Clinical Bottom Line

Nebulised adrenaline reduces hospital admission in bronchiolitis. Nebulised adrenaline is superior to salbutamol and placebo in relieving symptoms in bronchiolitis. Nebulised adrenaline is safe in bronchiolitis.


  1. Kristjansson S, Lodrup Carlsen KC, Wennergren G, et al. Nebulised racemic adrenaline in the treatment of acute bronchiolitis in infants and toddlers. Arch Dis Child 1993;69(6):650-4.
  2. Sanchez I, De Koster J, Powell RE, et al. Effect of racemic epinephrine and salbutamol on clinical score and pulmonary mechanics in infants with bronchiolitis. J Pediatr 1993;122(1):145-51.
  3. Menon K, Sutcliffe T, Klassen TP. A randomized trial comparing the efficacy of epinephrine with salbutamol in the treatment of acute bronchiolitis. J Pediatr 1995;126(6):1004-7.
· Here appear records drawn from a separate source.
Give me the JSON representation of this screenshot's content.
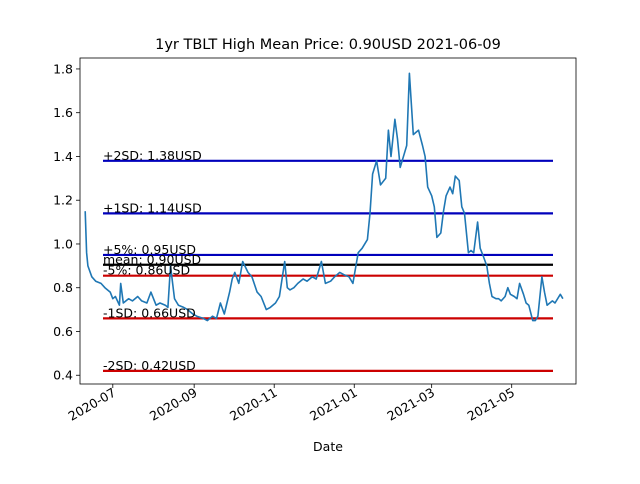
{
  "chart_data": {
    "type": "line",
    "title": "1yr TBLT High Mean Price: 0.90USD 2021-06-09",
    "xlabel": "Date",
    "ylabel": "",
    "ylim": [
      0.36,
      1.85
    ],
    "xlim": [
      "2020-06-06",
      "2021-06-19"
    ],
    "x_ticks": [
      {
        "date": "2020-07-01",
        "label": "2020-07"
      },
      {
        "date": "2020-09-01",
        "label": "2020-09"
      },
      {
        "date": "2020-11-01",
        "label": "2020-11"
      },
      {
        "date": "2021-01-01",
        "label": "2021-01"
      },
      {
        "date": "2021-03-01",
        "label": "2021-03"
      },
      {
        "date": "2021-05-01",
        "label": "2021-05"
      }
    ],
    "y_ticks": [
      0.4,
      0.6,
      0.8,
      1.0,
      1.2,
      1.4,
      1.6,
      1.8
    ],
    "y_tick_labels": [
      "0.4",
      "0.6",
      "0.8",
      "1.0",
      "1.2",
      "1.4",
      "1.6",
      "1.8"
    ],
    "line_color": "#1f77b4",
    "series": [
      {
        "x": [
          "2020-06-10",
          "2020-06-11",
          "2020-06-12",
          "2020-06-15",
          "2020-06-18",
          "2020-06-22",
          "2020-06-25",
          "2020-06-29",
          "2020-07-01",
          "2020-07-03",
          "2020-07-06",
          "2020-07-07",
          "2020-07-09",
          "2020-07-13",
          "2020-07-16",
          "2020-07-20",
          "2020-07-23",
          "2020-07-27",
          "2020-07-30",
          "2020-08-03",
          "2020-08-06",
          "2020-08-10",
          "2020-08-12",
          "2020-08-14",
          "2020-08-17",
          "2020-08-18",
          "2020-08-20",
          "2020-08-24",
          "2020-08-27",
          "2020-08-31",
          "2020-09-03",
          "2020-09-08",
          "2020-09-11",
          "2020-09-15",
          "2020-09-18",
          "2020-09-21",
          "2020-09-24",
          "2020-09-28",
          "2020-09-30",
          "2020-10-02",
          "2020-10-05",
          "2020-10-08",
          "2020-10-12",
          "2020-10-15",
          "2020-10-19",
          "2020-10-22",
          "2020-10-26",
          "2020-10-29",
          "2020-11-02",
          "2020-11-05",
          "2020-11-09",
          "2020-11-11",
          "2020-11-13",
          "2020-11-16",
          "2020-11-19",
          "2020-11-23",
          "2020-11-26",
          "2020-11-30",
          "2020-12-03",
          "2020-12-07",
          "2020-12-10",
          "2020-12-14",
          "2020-12-17",
          "2020-12-21",
          "2020-12-24",
          "2020-12-28",
          "2020-12-31",
          "2021-01-04",
          "2021-01-07",
          "2021-01-11",
          "2021-01-13",
          "2021-01-15",
          "2021-01-18",
          "2021-01-21",
          "2021-01-25",
          "2021-01-27",
          "2021-01-29",
          "2021-02-01",
          "2021-02-03",
          "2021-02-05",
          "2021-02-08",
          "2021-02-10",
          "2021-02-12",
          "2021-02-15",
          "2021-02-17",
          "2021-02-19",
          "2021-02-22",
          "2021-02-24",
          "2021-02-26",
          "2021-03-01",
          "2021-03-03",
          "2021-03-05",
          "2021-03-08",
          "2021-03-10",
          "2021-03-12",
          "2021-03-15",
          "2021-03-17",
          "2021-03-19",
          "2021-03-22",
          "2021-03-24",
          "2021-03-26",
          "2021-03-29",
          "2021-03-31",
          "2021-04-02",
          "2021-04-05",
          "2021-04-07",
          "2021-04-09",
          "2021-04-12",
          "2021-04-14",
          "2021-04-16",
          "2021-04-19",
          "2021-04-21",
          "2021-04-23",
          "2021-04-26",
          "2021-04-28",
          "2021-04-30",
          "2021-05-03",
          "2021-05-05",
          "2021-05-07",
          "2021-05-10",
          "2021-05-12",
          "2021-05-14",
          "2021-05-17",
          "2021-05-19",
          "2021-05-21",
          "2021-05-24",
          "2021-05-26",
          "2021-05-28",
          "2021-06-01",
          "2021-06-03",
          "2021-06-07",
          "2021-06-09"
        ],
        "values": [
          1.15,
          0.96,
          0.9,
          0.85,
          0.83,
          0.82,
          0.8,
          0.78,
          0.75,
          0.76,
          0.72,
          0.82,
          0.73,
          0.75,
          0.74,
          0.76,
          0.74,
          0.73,
          0.78,
          0.72,
          0.73,
          0.72,
          0.71,
          0.9,
          0.75,
          0.74,
          0.72,
          0.71,
          0.7,
          0.68,
          0.67,
          0.66,
          0.65,
          0.67,
          0.66,
          0.73,
          0.68,
          0.78,
          0.84,
          0.87,
          0.82,
          0.92,
          0.87,
          0.85,
          0.78,
          0.76,
          0.7,
          0.71,
          0.73,
          0.76,
          0.92,
          0.8,
          0.79,
          0.8,
          0.82,
          0.84,
          0.83,
          0.85,
          0.84,
          0.92,
          0.82,
          0.83,
          0.85,
          0.87,
          0.86,
          0.85,
          0.82,
          0.96,
          0.98,
          1.02,
          1.14,
          1.32,
          1.38,
          1.27,
          1.3,
          1.52,
          1.4,
          1.57,
          1.48,
          1.35,
          1.41,
          1.45,
          1.78,
          1.5,
          1.51,
          1.52,
          1.45,
          1.4,
          1.26,
          1.22,
          1.17,
          1.03,
          1.05,
          1.15,
          1.22,
          1.26,
          1.23,
          1.31,
          1.29,
          1.17,
          1.14,
          0.96,
          0.97,
          0.96,
          1.1,
          0.98,
          0.95,
          0.9,
          0.82,
          0.76,
          0.75,
          0.75,
          0.74,
          0.76,
          0.8,
          0.77,
          0.76,
          0.75,
          0.82,
          0.77,
          0.73,
          0.72,
          0.65,
          0.65,
          0.67,
          0.85,
          0.78,
          0.72,
          0.74,
          0.73,
          0.77,
          0.75
        ]
      }
    ],
    "reference_lines": [
      {
        "label": "+2SD: 1.38USD",
        "value": 1.38,
        "color": "#0000bb"
      },
      {
        "label": "+1SD: 1.14USD",
        "value": 1.14,
        "color": "#0000bb"
      },
      {
        "label": "+5%: 0.95USD",
        "value": 0.95,
        "color": "#0000bb"
      },
      {
        "label": "mean: 0.90USD",
        "value": 0.905,
        "color": "#000000"
      },
      {
        "label": "-5%: 0.86USD",
        "value": 0.855,
        "color": "#cc0000"
      },
      {
        "label": "-1SD: 0.66USD",
        "value": 0.66,
        "color": "#cc0000"
      },
      {
        "label": "-2SD: 0.42USD",
        "value": 0.42,
        "color": "#cc0000"
      }
    ],
    "grid": false,
    "legend": "none"
  }
}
  4. Reijonen T, Korppi M, Pitkakangas S, et al. The clinical efficacy of nebulized racemic epinephrine and albuterol in acute bronchiolitis. Arch Pediatr Adolesc Med 1995;149(6):686-692
  5. Kellner JD, Ohlsson A, Gadomski AM, et al. Efficacy of bronchodilator therapy in bronchiolitis: A meta-analysis. Arch Pediatr Adolesc Med 1996;150(11):1166-1172.
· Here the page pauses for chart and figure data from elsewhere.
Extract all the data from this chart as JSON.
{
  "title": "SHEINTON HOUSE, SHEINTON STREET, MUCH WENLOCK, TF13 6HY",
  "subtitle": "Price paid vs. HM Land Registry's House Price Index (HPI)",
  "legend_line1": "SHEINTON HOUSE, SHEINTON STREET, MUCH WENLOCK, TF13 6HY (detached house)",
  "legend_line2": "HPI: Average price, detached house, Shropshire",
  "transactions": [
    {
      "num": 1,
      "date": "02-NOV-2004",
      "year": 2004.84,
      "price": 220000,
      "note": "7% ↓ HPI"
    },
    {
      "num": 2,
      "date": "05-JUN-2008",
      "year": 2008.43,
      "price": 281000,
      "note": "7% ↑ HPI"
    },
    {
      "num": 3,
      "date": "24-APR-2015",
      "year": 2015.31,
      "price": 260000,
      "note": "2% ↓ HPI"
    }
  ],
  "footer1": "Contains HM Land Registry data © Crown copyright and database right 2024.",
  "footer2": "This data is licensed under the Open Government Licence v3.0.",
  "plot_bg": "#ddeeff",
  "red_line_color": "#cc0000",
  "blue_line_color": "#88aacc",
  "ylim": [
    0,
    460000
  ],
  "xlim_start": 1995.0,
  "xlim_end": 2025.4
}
  6. Bertrand P, Aranibar H, Castro E et al. Efficacy of nebulised epinephrine versus salbutamol in hospitalised infants with bronchiolitis Pediatr Pulmonol 2001;31:284-8.
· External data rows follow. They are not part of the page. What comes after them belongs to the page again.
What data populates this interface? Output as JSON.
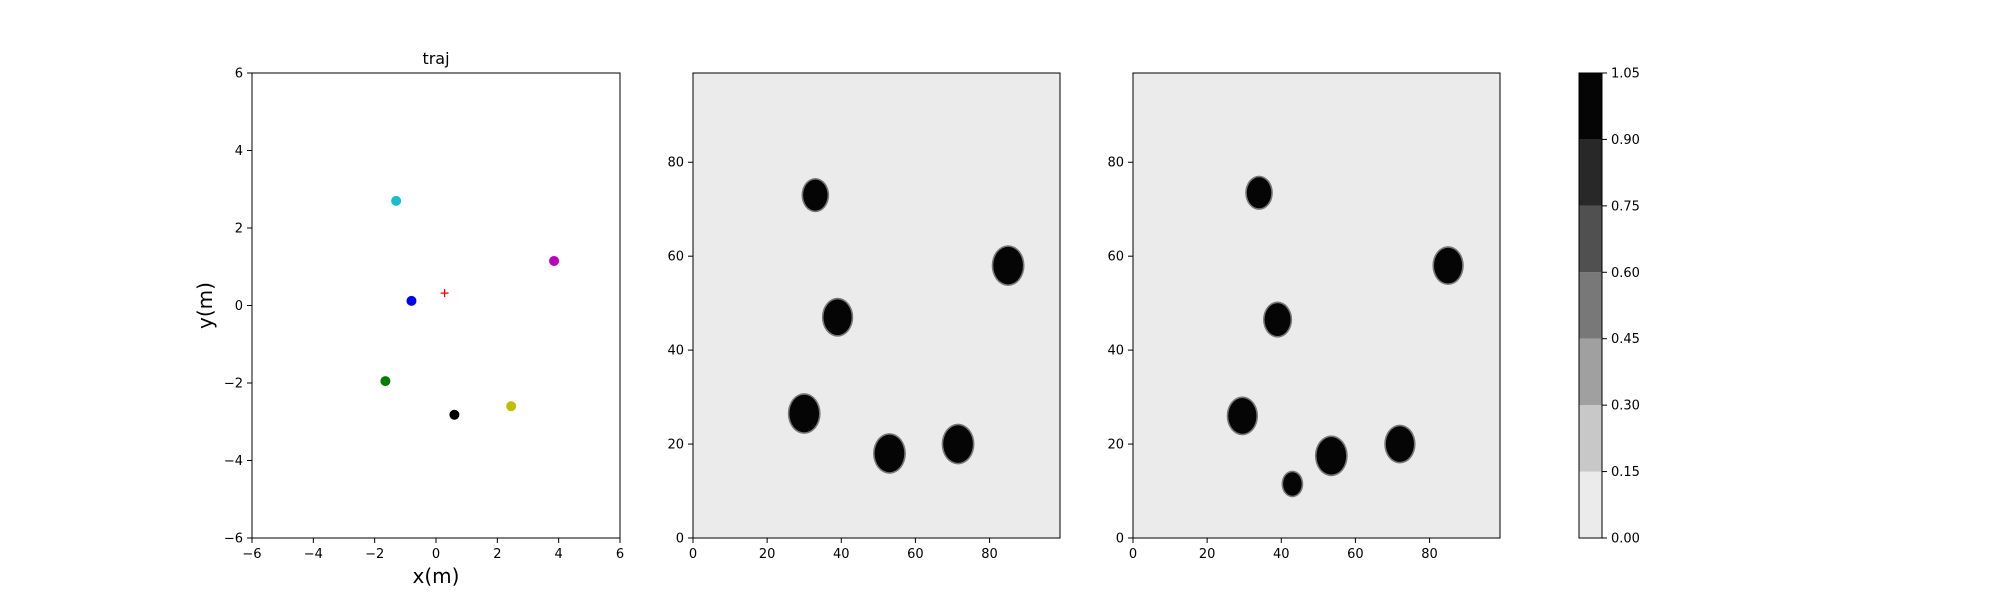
{
  "chart_data": [
    {
      "type": "scatter",
      "title": "traj",
      "xlabel": "x(m)",
      "ylabel": "y(m)",
      "xlim": [
        -6,
        6
      ],
      "ylim": [
        -6,
        6
      ],
      "xticks": [
        -6,
        -4,
        -2,
        0,
        2,
        4,
        6
      ],
      "yticks": [
        -6,
        -4,
        -2,
        0,
        2,
        4,
        6
      ],
      "grid": false,
      "points": [
        {
          "x": -1.3,
          "y": 2.7,
          "color": "#17becf",
          "marker": "dot"
        },
        {
          "x": 3.85,
          "y": 1.15,
          "color": "#c000c0",
          "marker": "dot"
        },
        {
          "x": -0.8,
          "y": 0.12,
          "color": "#0000ff",
          "marker": "dot"
        },
        {
          "x": 0.28,
          "y": 0.32,
          "color": "#ff0000",
          "marker": "plus"
        },
        {
          "x": -1.65,
          "y": -1.95,
          "color": "#008000",
          "marker": "dot"
        },
        {
          "x": 0.6,
          "y": -2.82,
          "color": "#000000",
          "marker": "dot"
        },
        {
          "x": 2.45,
          "y": -2.6,
          "color": "#bfbf00",
          "marker": "dot"
        }
      ]
    },
    {
      "type": "heatmap",
      "title": "",
      "xlim": [
        0,
        99
      ],
      "ylim": [
        0,
        99
      ],
      "xticks": [
        0,
        20,
        40,
        60,
        80
      ],
      "yticks": [
        0,
        20,
        40,
        60,
        80
      ],
      "background_value": 0.05,
      "blobs": [
        {
          "x": 33,
          "y": 73,
          "r": 3.3,
          "value": 1.0
        },
        {
          "x": 85,
          "y": 58,
          "r": 4.0,
          "value": 1.0
        },
        {
          "x": 39,
          "y": 47,
          "r": 3.8,
          "value": 1.0
        },
        {
          "x": 30,
          "y": 26.5,
          "r": 4.0,
          "value": 1.0
        },
        {
          "x": 53,
          "y": 18,
          "r": 4.0,
          "value": 1.0
        },
        {
          "x": 71.5,
          "y": 20,
          "r": 4.0,
          "value": 1.0
        }
      ]
    },
    {
      "type": "heatmap",
      "title": "",
      "xlim": [
        0,
        99
      ],
      "ylim": [
        0,
        99
      ],
      "xticks": [
        0,
        20,
        40,
        60,
        80
      ],
      "yticks": [
        0,
        20,
        40,
        60,
        80
      ],
      "background_value": 0.05,
      "blobs": [
        {
          "x": 34,
          "y": 73.5,
          "r": 3.3,
          "value": 1.0
        },
        {
          "x": 85,
          "y": 58,
          "r": 3.8,
          "value": 1.0
        },
        {
          "x": 39,
          "y": 46.5,
          "r": 3.5,
          "value": 1.0
        },
        {
          "x": 29.5,
          "y": 26,
          "r": 3.8,
          "value": 1.0
        },
        {
          "x": 53.5,
          "y": 17.5,
          "r": 4.0,
          "value": 1.0
        },
        {
          "x": 72,
          "y": 20,
          "r": 3.8,
          "value": 1.0
        },
        {
          "x": 43,
          "y": 11.5,
          "r": 2.5,
          "value": 1.0
        }
      ]
    }
  ],
  "colorbar": {
    "levels": [
      0.0,
      0.15,
      0.3,
      0.45,
      0.6,
      0.75,
      0.9,
      1.05
    ],
    "tick_labels": [
      "0.00",
      "0.15",
      "0.30",
      "0.45",
      "0.60",
      "0.75",
      "0.90",
      "1.05"
    ],
    "colors": [
      "#ebebeb",
      "#c8c8c8",
      "#a0a0a0",
      "#787878",
      "#505050",
      "#282828",
      "#050505"
    ]
  }
}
  7. Ray MS, Singh V. Comparison of nebulized adrenaline versus salbutamol in wheeze associated respiratory tract infections in infants. Indian Pediatr 2002;39:12-22.
  8. Abul-Ainine A, Luyt D. Short term benefits of adrenaline in bronchiolitis: a randomised controlled trial. Arch Dis Child 2002;86:276-9.
  9. Lodrup Carlsen KC, Carlsen KH. Inhaled nebulized adrenaline improves lung function in infants with acute bronchiolitis. Respir Med 2000;94:709-14.
  10. Hartling L, Klassen T. Epinephrine for bronchiolitis (Protocol for a Cochrane Review). The Cochrane Library Issue 2, 2002.